1 mole of $N{a_2}{S_2}{O_3}$ loses 10 moles of ${e^ - }$. Determine final oxidation number of S.

Answer 1

Hint: As we have given compound $N{a_2}{S_2}{O_3}$. Now we will find the oxidation number of sulfur in the given compound. After finding the oxidation number we will calculate the as per moles of compound, how many moles of sulfur is required. After this we will calculate per sulfur number of electrons loss.
That number of loss in electrons will be equal to increases in the oxidation number.

Complete answer:
Let oxidation of S in the $N{a_2}{S_2}{O_3}$ is $x$
As we all know that normally oxidation number of Na is +1 and oxidation number of the O is -2
So after balancing the positive and negative charges:
We get,
$
  2 + 2x - 6 = 0 \\
  2x = 4 \\
  x = 2
 $
Now we have calculated that oxidation number of sulfur(S) in $N{a_2}{S_2}{O_3}$ is +2
$\therefore $ We all have seen that for one mole of $N{a_2}{S_2}{O_3}$ compound we should have 2 moles of sulfur(S)
And we have given that from one mole of $N{a_2}{S_2}{O_3}$ compound loses 10 moles of electrons.
So we have 2 moles of sulfur(S) and lose 10 moles of electrons.
Hence, by simple mathematics:
We can say that 1 mole of sulfur will lose 5 moles of electrons.
But we all know that losing electrons from an atom is known as oxidation.
So, if one mole of sulfur(s) loses 5 moles of electrons to form a new compound.
Hence, new compound oxidation of sulfur(s) will increase by 5 units.
So if one moles of $N{a_2}{S_2}{O_3}$ compound loses 10 moles of electrons then finally oxidation of sulfur(S) will be 7(because 5+2, two is initial oxidation number and 5 is after the loss of 5 moles of electrons from that one mole of $N{a_2}{S_2}{O_3}$)

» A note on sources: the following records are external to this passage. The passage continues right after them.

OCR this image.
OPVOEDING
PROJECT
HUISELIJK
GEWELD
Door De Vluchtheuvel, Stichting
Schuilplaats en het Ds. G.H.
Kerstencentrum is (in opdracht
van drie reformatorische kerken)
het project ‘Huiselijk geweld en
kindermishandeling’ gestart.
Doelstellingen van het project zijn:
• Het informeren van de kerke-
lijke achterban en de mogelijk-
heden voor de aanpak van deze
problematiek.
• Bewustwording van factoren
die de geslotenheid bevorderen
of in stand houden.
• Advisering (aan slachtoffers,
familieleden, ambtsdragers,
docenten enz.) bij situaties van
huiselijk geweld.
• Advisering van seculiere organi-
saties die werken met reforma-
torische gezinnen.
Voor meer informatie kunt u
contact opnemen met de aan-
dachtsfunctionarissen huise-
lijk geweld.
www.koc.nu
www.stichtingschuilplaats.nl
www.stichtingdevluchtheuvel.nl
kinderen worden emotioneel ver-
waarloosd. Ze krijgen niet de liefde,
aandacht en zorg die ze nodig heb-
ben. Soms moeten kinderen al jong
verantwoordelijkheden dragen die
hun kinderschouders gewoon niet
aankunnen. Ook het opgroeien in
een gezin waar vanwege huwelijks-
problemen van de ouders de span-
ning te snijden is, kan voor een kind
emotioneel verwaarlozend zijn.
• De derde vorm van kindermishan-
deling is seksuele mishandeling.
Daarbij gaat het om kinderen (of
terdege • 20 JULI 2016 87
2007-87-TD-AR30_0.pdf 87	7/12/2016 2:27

So the final oxidation of $S$ is +7

Note:
Oxidation: oxidation is defined as the losing of electrons from an atom. Or increasing the oxidation number of an atom in the compound is known as the oxidation occurs for that atom.
Reduction: gaining of the electron from an atom is known as the reduction of that atom or decreasing the oxidation number of an atom is known as reduction of that atom.